Why does using graphminspantree() result in large memory use

I'm attempting to generate a minimum spanning tree with graphminspantree(). Input is a complete graph, i.e. a distance matrix. My full dataset has ~210.000 rows/columns, but so far I was unable to produce any usable result besides small examples (a few hundred/thousand rows/columns) as memory consumption is enormous. I have access to a machine with 768GB of RAM (not a typo), here graphminspantree() spent about 20 minutes accumulating RAM before I had to terminate MATLAB with 95% memory use when it began swapping.

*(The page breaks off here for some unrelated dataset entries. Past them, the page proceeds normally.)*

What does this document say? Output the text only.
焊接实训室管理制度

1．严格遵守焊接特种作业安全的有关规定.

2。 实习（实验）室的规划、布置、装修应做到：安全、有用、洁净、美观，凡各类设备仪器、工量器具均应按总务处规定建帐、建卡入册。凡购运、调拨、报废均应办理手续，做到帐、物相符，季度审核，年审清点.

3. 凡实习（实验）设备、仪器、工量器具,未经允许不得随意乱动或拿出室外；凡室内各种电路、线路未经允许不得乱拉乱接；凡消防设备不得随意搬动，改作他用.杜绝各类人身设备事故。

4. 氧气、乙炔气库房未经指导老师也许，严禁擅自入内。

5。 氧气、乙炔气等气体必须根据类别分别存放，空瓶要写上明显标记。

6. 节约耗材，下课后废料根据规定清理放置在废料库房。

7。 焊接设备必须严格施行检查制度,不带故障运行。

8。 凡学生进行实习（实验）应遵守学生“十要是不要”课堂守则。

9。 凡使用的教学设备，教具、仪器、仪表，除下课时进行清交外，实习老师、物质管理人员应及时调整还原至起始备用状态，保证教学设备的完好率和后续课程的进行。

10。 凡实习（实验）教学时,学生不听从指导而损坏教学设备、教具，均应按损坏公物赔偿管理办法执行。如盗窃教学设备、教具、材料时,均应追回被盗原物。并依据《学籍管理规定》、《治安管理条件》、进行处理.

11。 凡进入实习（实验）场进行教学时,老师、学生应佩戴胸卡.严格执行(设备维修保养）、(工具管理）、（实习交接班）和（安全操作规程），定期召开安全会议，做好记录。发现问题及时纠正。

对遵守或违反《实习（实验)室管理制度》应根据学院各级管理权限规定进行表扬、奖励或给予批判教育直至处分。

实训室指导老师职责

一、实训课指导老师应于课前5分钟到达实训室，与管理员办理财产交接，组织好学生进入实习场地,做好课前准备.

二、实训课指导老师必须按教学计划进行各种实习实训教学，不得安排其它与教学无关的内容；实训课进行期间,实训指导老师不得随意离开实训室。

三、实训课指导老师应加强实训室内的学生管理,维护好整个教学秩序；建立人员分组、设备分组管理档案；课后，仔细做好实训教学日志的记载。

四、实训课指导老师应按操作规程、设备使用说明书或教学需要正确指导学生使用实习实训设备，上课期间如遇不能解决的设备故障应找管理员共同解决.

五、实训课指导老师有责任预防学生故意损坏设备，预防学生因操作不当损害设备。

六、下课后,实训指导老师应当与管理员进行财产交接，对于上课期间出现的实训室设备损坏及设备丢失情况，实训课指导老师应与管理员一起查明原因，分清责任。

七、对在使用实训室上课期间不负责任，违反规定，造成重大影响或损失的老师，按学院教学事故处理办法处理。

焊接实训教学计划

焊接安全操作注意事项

The input was a subset of 80k rows of my full 212k rows of data.
Some benchmarks:
X = load('mydatafile.csv');
D = pdist(X(1:rows,:));
tic; [t,p] = graphminspantree(sparse(squareform(D))); toc
1600 rows 2s <1GB
3200 rows 9s ~2GB
6400 rows 36s ~8GB
12800 rows 160s ~34GB
25600 rows 727s ~107GB
extrapolation:
212000 rows ~13h >>2TB
While I could tolerate ~13 hours of runtime, multiple TB of RAM is a bit much to ask for. Are there any alternative/more efficient ways to generate a minimum spanning tree in MATLAB?

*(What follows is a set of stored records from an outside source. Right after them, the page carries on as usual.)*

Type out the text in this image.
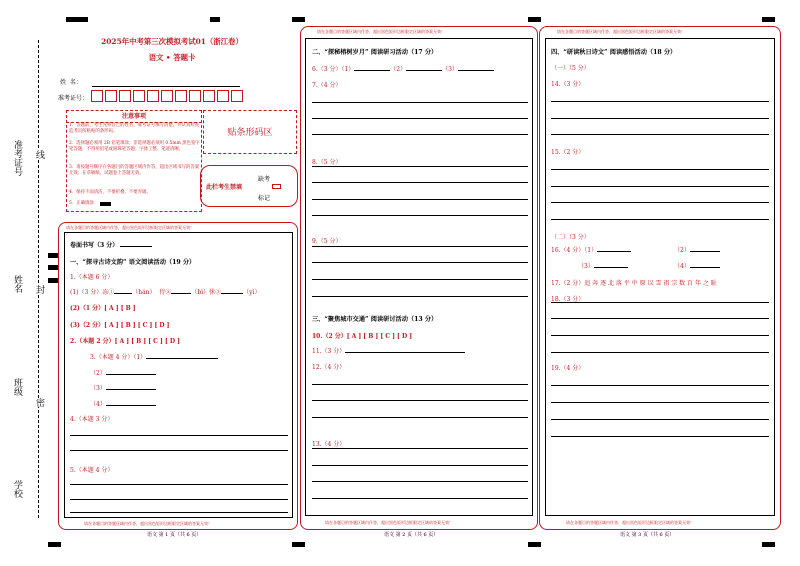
准考证号 线
姓名 封
班级
密
学校
2025年中考第三次模拟考试01（浙江卷）
语文 • 答题卡
姓  名：
准考证号：
注意事项
1．答题前，考生先将自己的姓名，准考证号填写清楚，并认真检查监考员所粘贴的条形码。
2．选择题必须用 2B 铅笔填涂；非选择题必须用 0.5mm 黑色签字笔答题，不得用铅笔或圆珠笔答题；字体工整、笔迹清晰。
3．请按题号顺序在各题目的答题区域内作答，超出区域书写的答案无效；在草稿纸、试题卷上答题无效。
4．保持卡面清洁，不要折叠、不要弄破。
5．正确填涂
贴条形码区
此栏考生禁填
缺考
标记
请在各题目的答题区域内作答，超出黑色矩形边框限定区域的答案无效！
请在各题目的答题区域内作答，超出黑色矩形边框限定区域的答案无效！
卷面书写（3 分）
一、“探寻古诗文韵” 语文阅读活动（19 分）
1.（本题 6 分）
(1)（3 分）冻①	（hán） 侍②	（bì）怵③	（yì）
(2)（1 分）[ A ] [ B ]
(3)（2 分）[ A ] [ B ] [ C ] [ D ]
2.（本题 2 分）[ A ] [ B ] [ C ] [ D ]
3.（本题 4 分）（1）
（2）
（3）
（4）
4.（本题 3 分）
5.（本题 4 分）
语文 第 1 页（共 6 页）
请在各题目的答题区域内作答，超出黑色矩形边框限定区域的答案无效！
请在各题目的答题区域内作答，超出黑色矩形边框限定区域的答案无效！
二、“探秘榕树岁月” 阅读研习活动（17 分）
6.（3 分）（1）	（2）	（3）
7.（4 分）
8.（5 分）
9.（5 分）
三、“聚焦城市交通” 阅读研讨活动（13 分）
10.（2 分）[ A ] [ B ] [ C ] [ D ]
11.（3 分）
12.（4 分）
13.（4 分）
语文 第 2 页（共 6 页）
请在各题目的答题区域内作答，超出黑色矩形边框限定区域的答案无效！
请在各题目的答题区域内作答，超出黑色矩形边框限定区域的答案无效！
四、“研读秋日诗文” 阅读感悟活动（18 分）
（一）（5 分）
14.（3 分）
15.（2 分）
（二）（3 分）
16.（4 分）（1）	（2）
（3）	（4）
17.（2 分）追 奔 逐 北 落 平 中 原 以 雪 祖 宗 数 百 年 之 耻
18.（3 分）
19.（4 分）
语文 第 3 页（共 6 页）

For reference, a quick comparison with an implementation in R indicated no runaway memory use, but an extrapolated runtime of about 4 years for the full data set. Also not exactly amazing.

 Risposta accettata

The recommendation is to use the MATLAB graph 'minspantree' function. The MATLAB graph products are intended to receive more support than the Bioinformatics toolbox. Unless the workflow requires specific API interaction with the bioinformatic toolbox the base MATLAB graph products will likely be more efficient.